Uber(ウーバー)のお世話になることに
のんびりお昼を楽しんだところで、次の目的地ヴァチカンへ行かなくてはなりません。あいにく地下鉄B線が工事中で動いていなかったので、バスかタクシーで行けばなんとか行けると軽く考えていたのが大まちがい、とんだことになりました!
バス停に行ってみましたが、チケットを持っていないとバスには乗せてもらえません。でもチケットをどこで売っているのか誰に聞いてもさっぱりわかりません。
タクシー乗り場を教えてもらって、そこで待っていましたが、待てど暮らせどタクシーは来ません。おかしいなと思ってガイドブックを見ると、ローマでは流しのタクシーはほとんど来ないと書かれているではありませんか!
しかたないのでウーバーを頼むことにしました。ところが、これがまた待っても待っても来ないのと、大通りのどちら側で待てば良いのかがわからず、何度も大通りを行ったり来たりして車を探しました。
やっと車を見つけた時にはすでに1時半。ヴァチカン美術館の集合は1時50分、時間厳守です。間に合わないと置いていかれてしまいます。
ドライバーの男性は「がんばってみる」とめちゃめちゃ飛ばしてくれて、なんと1分前に到着!ハラハラドキドキでした!
初ウーバー、ホントに助かりました!感謝!
ウーバーの料金は19ユーロでした。
ヴァチカン美術館
ヴァチカン美術館の入り口はものすごい人だかりでしたが、ガイドさんがすぐに見つけてくれてひと安心。あれ?このガイドさん、どこかで見たような?
なんと、日本で事前勉強のために観た、ブラタモリのローマ編に出ていた、4カ国語を話せる超絶物知りの政府公認観光ガイドの方でした!なんて運が良いのでしょう、というか、あやうく、その運をとりにがすところでした。よかった〜、まにあって。
さて、ヴァチカン美術館ですが、中はラッシュ時の電車のように混んでいて、建物は迷路みたいでわかりにくく、あっというまに迷子になることができそうなところです。
ツァー参加者はイヤフォンをつけていて、少し離れていてもガイドさんの声を聞くことができます。「この先を左に曲がって階段を降ります」みたいに言ってくれるので、その声とガイドさんが持っている棒の先の緑色のバンダナをたよりに必死でついていきます。
何しろ迷子になった場合はそこでサヨナラなのですから。

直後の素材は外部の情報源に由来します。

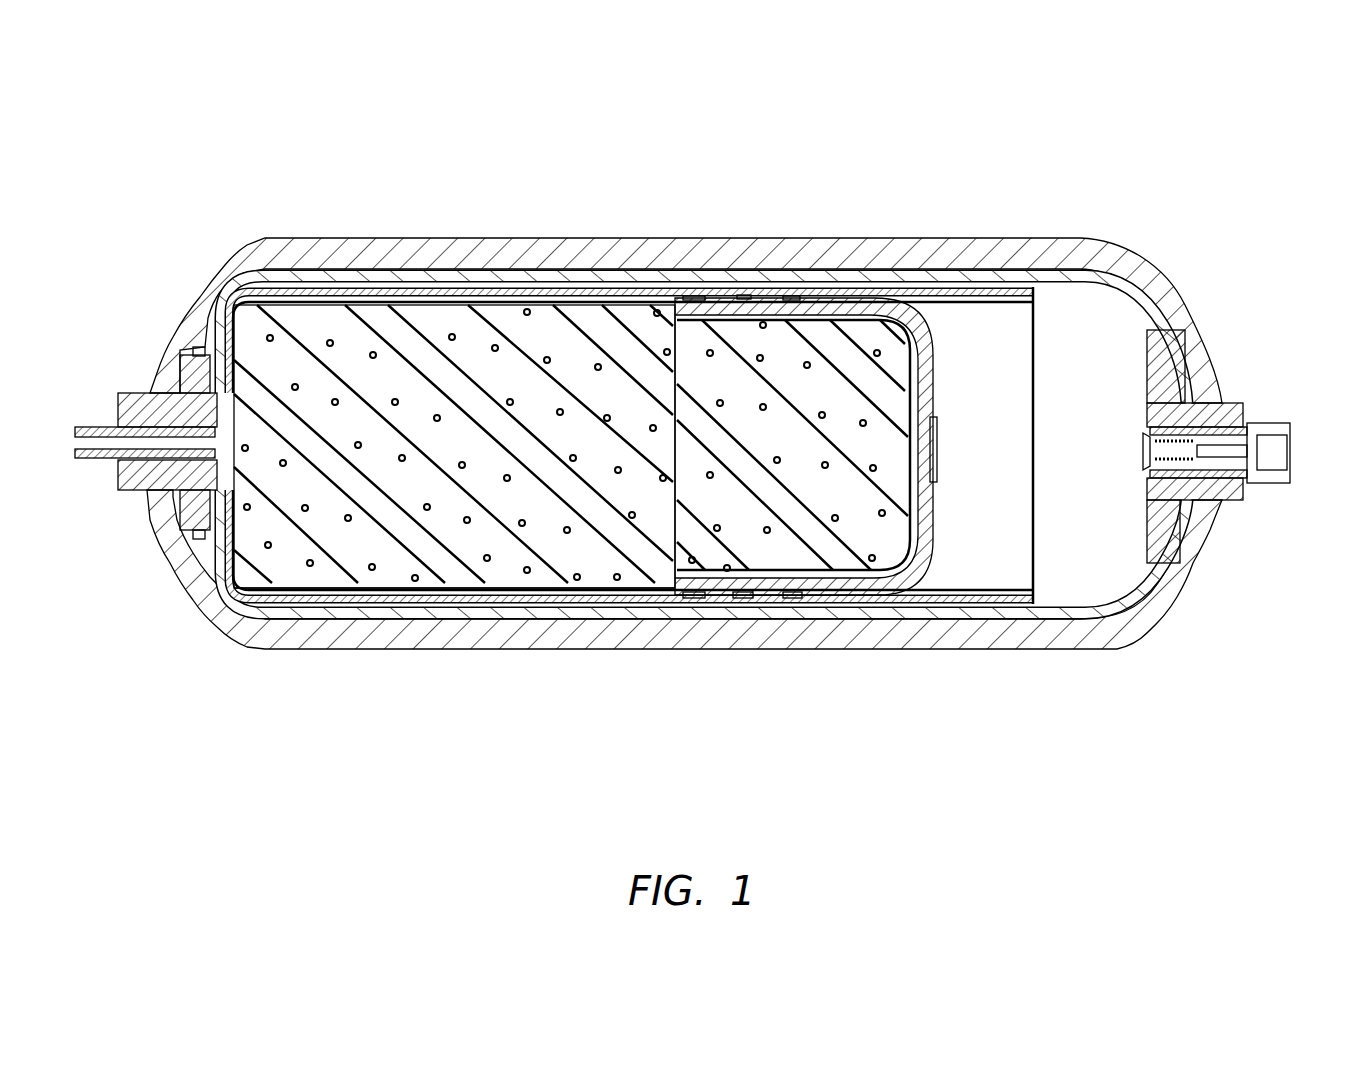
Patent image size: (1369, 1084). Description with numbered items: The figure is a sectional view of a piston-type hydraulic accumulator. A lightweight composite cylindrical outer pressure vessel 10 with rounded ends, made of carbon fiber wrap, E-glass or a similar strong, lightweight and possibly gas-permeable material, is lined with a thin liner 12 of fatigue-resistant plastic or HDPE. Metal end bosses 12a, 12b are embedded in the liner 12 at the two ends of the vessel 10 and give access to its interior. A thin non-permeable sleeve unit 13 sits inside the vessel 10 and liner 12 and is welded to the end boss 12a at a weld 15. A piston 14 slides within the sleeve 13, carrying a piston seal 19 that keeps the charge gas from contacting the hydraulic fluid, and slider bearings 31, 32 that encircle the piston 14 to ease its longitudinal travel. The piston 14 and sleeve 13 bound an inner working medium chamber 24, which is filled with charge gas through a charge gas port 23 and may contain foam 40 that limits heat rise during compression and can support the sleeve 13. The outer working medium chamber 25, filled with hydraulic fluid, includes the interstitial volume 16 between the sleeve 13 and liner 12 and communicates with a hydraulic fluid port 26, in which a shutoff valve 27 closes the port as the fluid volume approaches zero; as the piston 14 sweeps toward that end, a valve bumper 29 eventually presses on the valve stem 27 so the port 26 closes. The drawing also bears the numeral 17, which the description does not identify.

The outer pressure vessel 10 is at (252, 250).
The liner 12 is at (172, 322).
The metal end boss 12a is at (145, 392).
The metal end boss 12b is at (1232, 500).
The non-permeable sleeve unit 13 is at (958, 287).
The piston 14 is at (850, 310).
The weld 15 is at (113, 490).
The interstitial volume 16 is at (425, 280).
The foam in inner container 17 is at (700, 348).
The piston seal 19 is at (745, 300).
The charge gas port 23 is at (85, 437).
The inner working medium chamber 24 is at (291, 318).
The outer working medium chamber 25 is at (1073, 317).
The hydraulic fluid port 26 is at (1272, 447).
The shutoff valve 27 is at (1197, 405).
The valve bumper 29 is at (972, 330).
The slider bearing 31 is at (690, 297).
The slider bearing 32 is at (800, 298).
The foam 40 is at (455, 583).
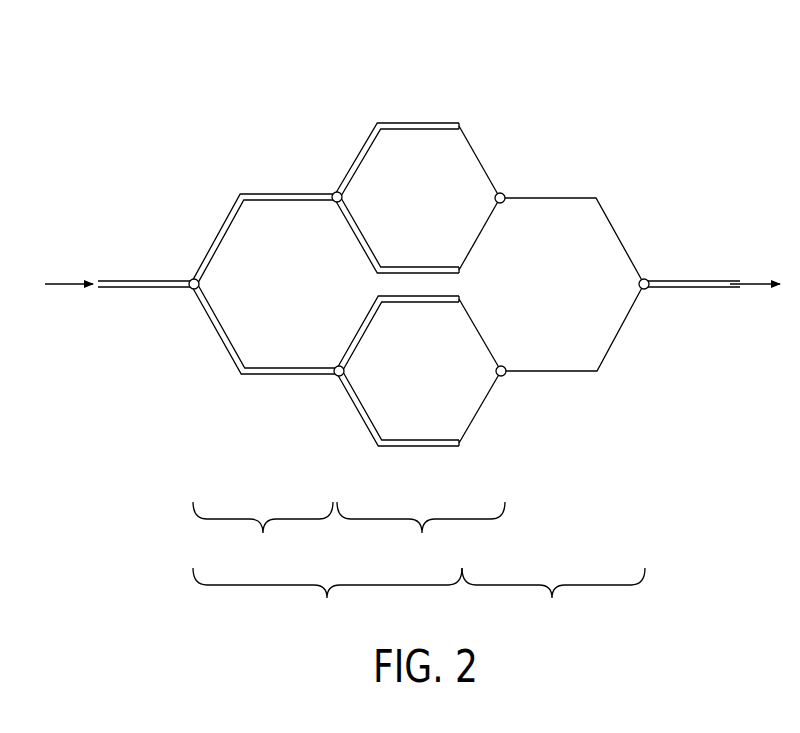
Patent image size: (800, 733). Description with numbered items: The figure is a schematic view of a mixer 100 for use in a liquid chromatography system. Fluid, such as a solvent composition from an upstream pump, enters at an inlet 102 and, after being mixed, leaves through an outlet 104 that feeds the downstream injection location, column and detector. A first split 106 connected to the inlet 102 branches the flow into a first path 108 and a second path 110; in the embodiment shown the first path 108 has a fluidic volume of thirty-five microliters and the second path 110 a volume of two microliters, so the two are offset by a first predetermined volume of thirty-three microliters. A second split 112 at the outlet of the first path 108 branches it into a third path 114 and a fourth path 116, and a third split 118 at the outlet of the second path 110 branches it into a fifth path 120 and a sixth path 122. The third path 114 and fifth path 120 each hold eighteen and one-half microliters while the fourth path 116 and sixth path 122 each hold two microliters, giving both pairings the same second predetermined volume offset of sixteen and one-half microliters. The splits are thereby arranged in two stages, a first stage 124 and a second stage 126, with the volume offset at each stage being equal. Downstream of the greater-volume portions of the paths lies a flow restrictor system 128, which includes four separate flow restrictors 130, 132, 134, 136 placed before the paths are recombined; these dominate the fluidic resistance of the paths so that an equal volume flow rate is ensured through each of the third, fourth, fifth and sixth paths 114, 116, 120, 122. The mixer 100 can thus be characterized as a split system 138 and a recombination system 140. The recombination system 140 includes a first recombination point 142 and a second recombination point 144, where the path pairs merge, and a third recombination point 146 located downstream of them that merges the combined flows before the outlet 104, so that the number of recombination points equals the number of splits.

The mixer 100 is at (128, 135).
The inlet 102 is at (108, 279).
The outlet 104 is at (720, 279).
The first split 106 is at (190, 279).
The first path 108 is at (268, 193).
The second path 110 is at (265, 375).
The second split 112 is at (334, 192).
The third path 114 is at (401, 122).
The fourth path 116 is at (393, 274).
The third split 118 is at (334, 376).
The fifth path 120 is at (443, 296).
The sixth path 122 is at (398, 447).
The first stage 124 is at (263, 535).
The second stage 126 is at (421, 535).
The flow restrictor system 128 is at (507, 122).
The flow restrictor 130 is at (474, 136).
The flow restrictor 132 is at (481, 234).
The flow restrictor 134 is at (483, 335).
The flow restrictor 136 is at (475, 429).
The split system 138 is at (327, 602).
The recombination system 140 is at (553, 602).
The first recombination point 142 is at (507, 195).
The second recombination point 144 is at (506, 374).
The third recombination point 146 is at (647, 279).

探すのは不可能なんですって。
超有名な画家の作品が飾ってあったりするのですが、とにかく作品の数が半端ないので、「ここは観ません」と通り過ぎます。これは絶対、という見どころの作品だけ説明してくれて、どんどん進みます。
なぜってここヴァチカン美術館で一番観なければいけないものは、システィーナ礼拝堂のミケランジェロの天上画と最後の審判だからです。他のものをゆっくり観ていたら、その一番大事なものを観る時間がなくなってしまうのです。
これは、ゆっくり説明してもらえた作品のうちの1つで、ラファエロが描いた「アテネの学童」。真ん中手前で座って四角い台に肘をついているのはヘラクレイトスで、モデルはミケランジェロだと言われています。
システィーナ礼拝堂
さあ、いよいよシスティーナ礼拝堂です。ここは神聖な場所なので声を出したり、写真を撮ったりすることは厳禁です。ガイドをすることも許されません。ひたすら沈黙を守って天井の絵を鑑賞します。
と、言われて中に入ってみると、とっても広い礼拝堂に何百人という人が入って天井を観上げていました。ワイワイガヤガヤ、まあにぎやかなこと!教会の方がマイクで、「静かに!」と何度もお願いしていました。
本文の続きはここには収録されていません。